Citation et collage permettent d'élargir les dimensions psychologiques : des époques et des espaces différents sont présents simultanément.

“Citation et collage sont une des tares de la musique du XXè siècle, bien que des chefs d’oeuvres les aient utilisés (Sinfonia de L. Berio et Hymnen de K. Stockhausen). Cela montre le désarroi des créateurs qui ne croient plus aux vertus d’un langage mais se sécurisent avec des références passées qui deviennent mortes dans ces contextes.” (Philippe Manoury)


La citation

La citation est une forme évidente de travail sur la mémoire, en ce sens elle est un des phénomènes les plus saillants de la postmodernité et un terrain d’observation privilégié de celle-ci. Elle acquiert une valeur particulière dans le cadre du postmodemisme.

La citation est une technique ancienne qui permet de nouer des liens et de donner à une oeuvre une signification empruntée à l'extérieur d'elle-même (citation de BACH par BERG), ou qui peut avoir une fonction parodique (KAGEL).

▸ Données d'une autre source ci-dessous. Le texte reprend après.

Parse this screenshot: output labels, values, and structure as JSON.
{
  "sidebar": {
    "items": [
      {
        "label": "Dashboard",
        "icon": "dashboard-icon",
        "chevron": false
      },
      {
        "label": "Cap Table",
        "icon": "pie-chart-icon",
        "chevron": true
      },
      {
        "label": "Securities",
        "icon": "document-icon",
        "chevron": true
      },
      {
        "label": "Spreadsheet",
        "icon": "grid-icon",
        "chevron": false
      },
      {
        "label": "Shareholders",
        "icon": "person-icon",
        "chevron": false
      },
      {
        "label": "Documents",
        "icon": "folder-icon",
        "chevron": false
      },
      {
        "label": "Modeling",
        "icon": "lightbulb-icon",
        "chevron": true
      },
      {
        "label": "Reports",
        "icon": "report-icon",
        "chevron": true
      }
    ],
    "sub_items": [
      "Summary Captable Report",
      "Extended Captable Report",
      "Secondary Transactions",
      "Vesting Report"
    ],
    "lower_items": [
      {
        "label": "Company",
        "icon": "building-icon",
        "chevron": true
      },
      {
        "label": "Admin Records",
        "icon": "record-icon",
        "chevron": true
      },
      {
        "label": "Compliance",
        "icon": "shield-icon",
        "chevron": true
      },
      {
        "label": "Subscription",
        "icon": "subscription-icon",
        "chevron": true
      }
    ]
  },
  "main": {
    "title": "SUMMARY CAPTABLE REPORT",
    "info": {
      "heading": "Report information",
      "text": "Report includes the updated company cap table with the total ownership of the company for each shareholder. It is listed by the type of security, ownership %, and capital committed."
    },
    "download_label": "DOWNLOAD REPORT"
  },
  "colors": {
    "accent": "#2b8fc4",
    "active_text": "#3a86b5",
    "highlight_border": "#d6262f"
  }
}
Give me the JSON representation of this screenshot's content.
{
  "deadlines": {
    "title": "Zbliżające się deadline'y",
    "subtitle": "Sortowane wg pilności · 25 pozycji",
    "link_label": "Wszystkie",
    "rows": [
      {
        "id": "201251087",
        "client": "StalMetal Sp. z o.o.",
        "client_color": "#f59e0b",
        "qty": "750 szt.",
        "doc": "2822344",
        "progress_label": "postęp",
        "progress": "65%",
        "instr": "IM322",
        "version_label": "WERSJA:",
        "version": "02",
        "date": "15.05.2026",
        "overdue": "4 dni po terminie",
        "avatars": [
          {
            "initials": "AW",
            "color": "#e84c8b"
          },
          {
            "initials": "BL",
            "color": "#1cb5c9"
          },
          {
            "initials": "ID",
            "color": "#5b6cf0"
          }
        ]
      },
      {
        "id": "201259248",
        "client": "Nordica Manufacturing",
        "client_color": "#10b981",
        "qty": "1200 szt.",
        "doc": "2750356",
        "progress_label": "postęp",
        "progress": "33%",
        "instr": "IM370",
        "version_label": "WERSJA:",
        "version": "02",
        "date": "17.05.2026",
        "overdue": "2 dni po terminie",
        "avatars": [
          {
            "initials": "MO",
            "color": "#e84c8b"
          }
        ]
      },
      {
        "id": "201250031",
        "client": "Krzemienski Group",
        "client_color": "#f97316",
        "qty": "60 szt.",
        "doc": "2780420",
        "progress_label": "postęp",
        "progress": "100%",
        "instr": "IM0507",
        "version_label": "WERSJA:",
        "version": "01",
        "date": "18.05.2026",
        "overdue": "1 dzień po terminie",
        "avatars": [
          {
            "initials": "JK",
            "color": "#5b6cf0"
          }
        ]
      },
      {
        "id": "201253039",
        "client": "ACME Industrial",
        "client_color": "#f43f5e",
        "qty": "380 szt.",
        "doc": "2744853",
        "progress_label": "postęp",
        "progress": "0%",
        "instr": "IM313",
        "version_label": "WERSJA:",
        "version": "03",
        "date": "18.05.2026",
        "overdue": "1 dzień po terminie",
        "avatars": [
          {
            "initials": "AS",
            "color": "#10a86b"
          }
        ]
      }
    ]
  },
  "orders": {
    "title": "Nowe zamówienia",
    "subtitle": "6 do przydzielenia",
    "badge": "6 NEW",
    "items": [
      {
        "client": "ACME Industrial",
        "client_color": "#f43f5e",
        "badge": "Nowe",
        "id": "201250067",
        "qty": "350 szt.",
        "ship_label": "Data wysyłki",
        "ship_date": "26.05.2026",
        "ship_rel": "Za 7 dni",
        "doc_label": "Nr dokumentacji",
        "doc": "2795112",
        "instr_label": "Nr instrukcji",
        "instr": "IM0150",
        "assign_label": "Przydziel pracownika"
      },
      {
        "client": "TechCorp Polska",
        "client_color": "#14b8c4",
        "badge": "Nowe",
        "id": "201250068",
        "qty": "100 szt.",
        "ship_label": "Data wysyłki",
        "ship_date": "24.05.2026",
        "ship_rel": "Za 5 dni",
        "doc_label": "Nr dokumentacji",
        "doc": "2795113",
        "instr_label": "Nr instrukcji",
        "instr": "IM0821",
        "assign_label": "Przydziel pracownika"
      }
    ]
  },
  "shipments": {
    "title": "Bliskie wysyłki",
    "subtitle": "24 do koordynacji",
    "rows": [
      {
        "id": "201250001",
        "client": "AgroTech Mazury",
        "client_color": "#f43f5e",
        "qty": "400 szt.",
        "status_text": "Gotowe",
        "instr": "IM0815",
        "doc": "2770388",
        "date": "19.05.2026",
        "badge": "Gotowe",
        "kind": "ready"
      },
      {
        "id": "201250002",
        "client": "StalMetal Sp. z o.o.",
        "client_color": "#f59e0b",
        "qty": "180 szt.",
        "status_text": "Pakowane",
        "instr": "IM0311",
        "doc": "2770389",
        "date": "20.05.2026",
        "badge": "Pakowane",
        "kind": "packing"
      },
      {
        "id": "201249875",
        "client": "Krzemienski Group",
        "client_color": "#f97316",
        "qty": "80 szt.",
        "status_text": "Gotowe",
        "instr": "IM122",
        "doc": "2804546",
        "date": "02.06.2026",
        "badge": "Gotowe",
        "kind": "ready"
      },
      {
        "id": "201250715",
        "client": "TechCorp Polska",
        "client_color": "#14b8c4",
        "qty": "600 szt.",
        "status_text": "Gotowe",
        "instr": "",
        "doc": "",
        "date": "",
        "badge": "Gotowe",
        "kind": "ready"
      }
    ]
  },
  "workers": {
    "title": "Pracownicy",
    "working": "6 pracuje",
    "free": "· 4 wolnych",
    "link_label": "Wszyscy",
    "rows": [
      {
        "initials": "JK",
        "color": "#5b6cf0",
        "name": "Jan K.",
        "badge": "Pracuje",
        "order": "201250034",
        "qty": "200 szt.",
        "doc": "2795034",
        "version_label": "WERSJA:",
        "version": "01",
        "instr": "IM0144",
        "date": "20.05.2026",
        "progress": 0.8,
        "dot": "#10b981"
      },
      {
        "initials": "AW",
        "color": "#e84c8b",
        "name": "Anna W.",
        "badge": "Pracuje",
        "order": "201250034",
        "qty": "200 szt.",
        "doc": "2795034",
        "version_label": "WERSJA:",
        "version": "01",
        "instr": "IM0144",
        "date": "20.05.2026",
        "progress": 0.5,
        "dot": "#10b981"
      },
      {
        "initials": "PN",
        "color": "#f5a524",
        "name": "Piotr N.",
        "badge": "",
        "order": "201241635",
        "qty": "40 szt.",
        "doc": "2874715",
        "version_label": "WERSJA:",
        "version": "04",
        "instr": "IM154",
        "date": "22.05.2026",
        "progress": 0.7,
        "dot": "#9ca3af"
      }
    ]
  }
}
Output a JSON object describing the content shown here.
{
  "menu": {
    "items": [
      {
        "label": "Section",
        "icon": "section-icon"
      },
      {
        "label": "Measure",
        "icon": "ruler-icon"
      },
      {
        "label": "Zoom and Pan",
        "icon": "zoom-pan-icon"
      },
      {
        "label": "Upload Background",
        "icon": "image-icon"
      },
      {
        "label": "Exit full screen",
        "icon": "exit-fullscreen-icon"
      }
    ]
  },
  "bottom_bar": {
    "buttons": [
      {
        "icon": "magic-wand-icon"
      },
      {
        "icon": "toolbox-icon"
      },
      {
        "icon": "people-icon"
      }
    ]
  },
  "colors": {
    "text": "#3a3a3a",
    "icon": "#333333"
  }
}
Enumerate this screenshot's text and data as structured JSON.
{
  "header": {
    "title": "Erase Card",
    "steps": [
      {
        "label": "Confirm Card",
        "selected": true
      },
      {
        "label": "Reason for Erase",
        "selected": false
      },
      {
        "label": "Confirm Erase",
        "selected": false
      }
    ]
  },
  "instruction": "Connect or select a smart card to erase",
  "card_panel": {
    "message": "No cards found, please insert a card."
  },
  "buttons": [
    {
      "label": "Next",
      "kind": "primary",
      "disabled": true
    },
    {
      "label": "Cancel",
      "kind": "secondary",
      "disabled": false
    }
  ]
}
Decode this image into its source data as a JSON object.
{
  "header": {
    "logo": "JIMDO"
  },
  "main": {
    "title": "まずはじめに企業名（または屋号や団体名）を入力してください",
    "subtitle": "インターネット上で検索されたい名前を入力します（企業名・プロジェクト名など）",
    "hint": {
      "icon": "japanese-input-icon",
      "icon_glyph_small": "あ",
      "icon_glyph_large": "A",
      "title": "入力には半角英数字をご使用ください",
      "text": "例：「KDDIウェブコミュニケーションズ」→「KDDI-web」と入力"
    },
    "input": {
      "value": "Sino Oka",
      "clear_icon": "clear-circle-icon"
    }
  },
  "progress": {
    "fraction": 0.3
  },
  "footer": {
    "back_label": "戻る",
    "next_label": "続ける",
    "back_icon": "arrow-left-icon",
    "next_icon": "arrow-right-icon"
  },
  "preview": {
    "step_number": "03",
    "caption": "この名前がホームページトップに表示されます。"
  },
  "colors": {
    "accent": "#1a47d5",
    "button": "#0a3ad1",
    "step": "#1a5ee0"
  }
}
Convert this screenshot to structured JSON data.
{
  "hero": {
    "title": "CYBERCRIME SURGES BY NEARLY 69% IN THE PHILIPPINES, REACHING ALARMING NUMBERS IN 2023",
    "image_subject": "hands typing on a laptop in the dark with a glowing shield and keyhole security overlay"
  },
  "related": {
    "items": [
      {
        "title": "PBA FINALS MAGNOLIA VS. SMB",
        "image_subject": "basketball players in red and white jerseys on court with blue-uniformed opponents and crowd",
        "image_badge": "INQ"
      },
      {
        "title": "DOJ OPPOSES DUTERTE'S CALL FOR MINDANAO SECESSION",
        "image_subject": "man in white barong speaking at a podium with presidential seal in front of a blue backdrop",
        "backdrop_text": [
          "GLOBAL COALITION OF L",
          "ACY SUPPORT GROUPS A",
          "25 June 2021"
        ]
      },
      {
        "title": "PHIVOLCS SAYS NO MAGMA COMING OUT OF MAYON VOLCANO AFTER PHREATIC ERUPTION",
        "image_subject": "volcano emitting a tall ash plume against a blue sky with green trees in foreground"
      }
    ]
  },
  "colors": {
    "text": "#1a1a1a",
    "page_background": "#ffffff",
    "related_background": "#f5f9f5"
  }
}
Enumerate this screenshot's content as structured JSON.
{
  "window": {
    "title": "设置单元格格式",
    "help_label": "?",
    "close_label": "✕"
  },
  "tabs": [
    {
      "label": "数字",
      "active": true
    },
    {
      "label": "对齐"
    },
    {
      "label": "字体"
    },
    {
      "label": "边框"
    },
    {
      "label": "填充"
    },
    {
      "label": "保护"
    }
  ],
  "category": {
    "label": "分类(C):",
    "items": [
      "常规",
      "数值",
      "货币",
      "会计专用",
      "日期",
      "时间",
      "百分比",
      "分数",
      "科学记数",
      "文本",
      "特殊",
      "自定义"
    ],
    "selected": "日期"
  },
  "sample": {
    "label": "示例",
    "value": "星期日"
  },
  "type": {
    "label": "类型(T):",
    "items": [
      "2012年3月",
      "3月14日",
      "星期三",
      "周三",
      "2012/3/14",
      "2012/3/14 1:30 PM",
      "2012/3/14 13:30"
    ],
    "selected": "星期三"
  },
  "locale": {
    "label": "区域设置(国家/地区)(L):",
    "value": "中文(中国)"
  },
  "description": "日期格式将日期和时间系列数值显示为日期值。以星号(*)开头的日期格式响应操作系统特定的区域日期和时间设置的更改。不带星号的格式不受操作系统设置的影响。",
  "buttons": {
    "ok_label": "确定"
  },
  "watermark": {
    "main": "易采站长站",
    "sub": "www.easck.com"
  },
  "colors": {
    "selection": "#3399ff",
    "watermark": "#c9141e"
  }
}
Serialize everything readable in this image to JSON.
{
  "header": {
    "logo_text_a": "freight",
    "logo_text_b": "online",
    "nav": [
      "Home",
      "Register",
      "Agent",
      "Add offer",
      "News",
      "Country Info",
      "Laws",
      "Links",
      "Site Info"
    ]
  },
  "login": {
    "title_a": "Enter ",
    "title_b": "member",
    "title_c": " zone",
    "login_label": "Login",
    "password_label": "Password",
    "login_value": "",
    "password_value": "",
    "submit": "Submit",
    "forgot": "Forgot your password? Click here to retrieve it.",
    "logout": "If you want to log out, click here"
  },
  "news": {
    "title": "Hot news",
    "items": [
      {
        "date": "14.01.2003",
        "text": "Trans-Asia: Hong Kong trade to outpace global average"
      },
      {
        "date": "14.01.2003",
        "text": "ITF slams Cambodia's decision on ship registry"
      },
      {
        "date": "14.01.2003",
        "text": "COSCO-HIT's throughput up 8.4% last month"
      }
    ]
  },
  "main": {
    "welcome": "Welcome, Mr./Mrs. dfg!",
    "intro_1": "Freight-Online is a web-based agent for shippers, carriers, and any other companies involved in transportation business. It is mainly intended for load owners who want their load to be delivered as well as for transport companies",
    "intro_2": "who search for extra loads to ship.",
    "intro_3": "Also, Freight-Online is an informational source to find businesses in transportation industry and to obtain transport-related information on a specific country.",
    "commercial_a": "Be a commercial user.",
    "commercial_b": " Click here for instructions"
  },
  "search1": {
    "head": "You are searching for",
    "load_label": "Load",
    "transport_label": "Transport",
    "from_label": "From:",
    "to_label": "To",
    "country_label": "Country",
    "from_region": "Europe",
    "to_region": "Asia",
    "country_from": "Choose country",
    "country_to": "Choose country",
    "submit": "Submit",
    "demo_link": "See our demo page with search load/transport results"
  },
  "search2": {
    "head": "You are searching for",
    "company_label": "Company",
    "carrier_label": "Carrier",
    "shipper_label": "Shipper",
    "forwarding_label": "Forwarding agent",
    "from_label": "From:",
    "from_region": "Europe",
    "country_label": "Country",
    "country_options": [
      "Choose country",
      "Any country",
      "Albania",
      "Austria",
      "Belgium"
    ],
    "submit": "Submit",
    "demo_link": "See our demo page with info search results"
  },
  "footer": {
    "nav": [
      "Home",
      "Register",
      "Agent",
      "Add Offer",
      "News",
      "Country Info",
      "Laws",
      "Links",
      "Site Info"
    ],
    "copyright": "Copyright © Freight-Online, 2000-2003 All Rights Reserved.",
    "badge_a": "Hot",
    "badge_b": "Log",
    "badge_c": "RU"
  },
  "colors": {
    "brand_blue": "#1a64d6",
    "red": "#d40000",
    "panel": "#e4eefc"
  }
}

La pratique de la citation a de tout temps existé en musique. Elle apparaît même comme une des composantes les plus importantes de l'écriture musicale, comme en témoigne la variété des termes techniques qui désignent et recouvrent cette pratique : arrangement, coloration, contrafacture, fragments, paraphrase, parodie, pastiche, pot-pourri, transcription, variations sur un thème...
En musique, l'emprunt semble donc aller de soi et concerne aussi bien des thèmes, des formules, des figures, des manières, des styles.
Tout oeuvre musicale est en effet en relation plus ou moins étroite ou plus ou moins éloignée avec d'autres oeuvres musicales (antérieures ou contemporaines)...
De fait, toute création artistique est assurée par une dynamique entre l'absorption (la tradition) et la transformation (la novation) mises en œuvre par chaque créateur.
Cette pratique de la citation, assumée depuis des siècles par les compositeurs, relève autant du savoir-faire musical que des mécanismes, volontaires ou non, de la réminiscence, issus de la mémoire musicale propre à chaque créateur.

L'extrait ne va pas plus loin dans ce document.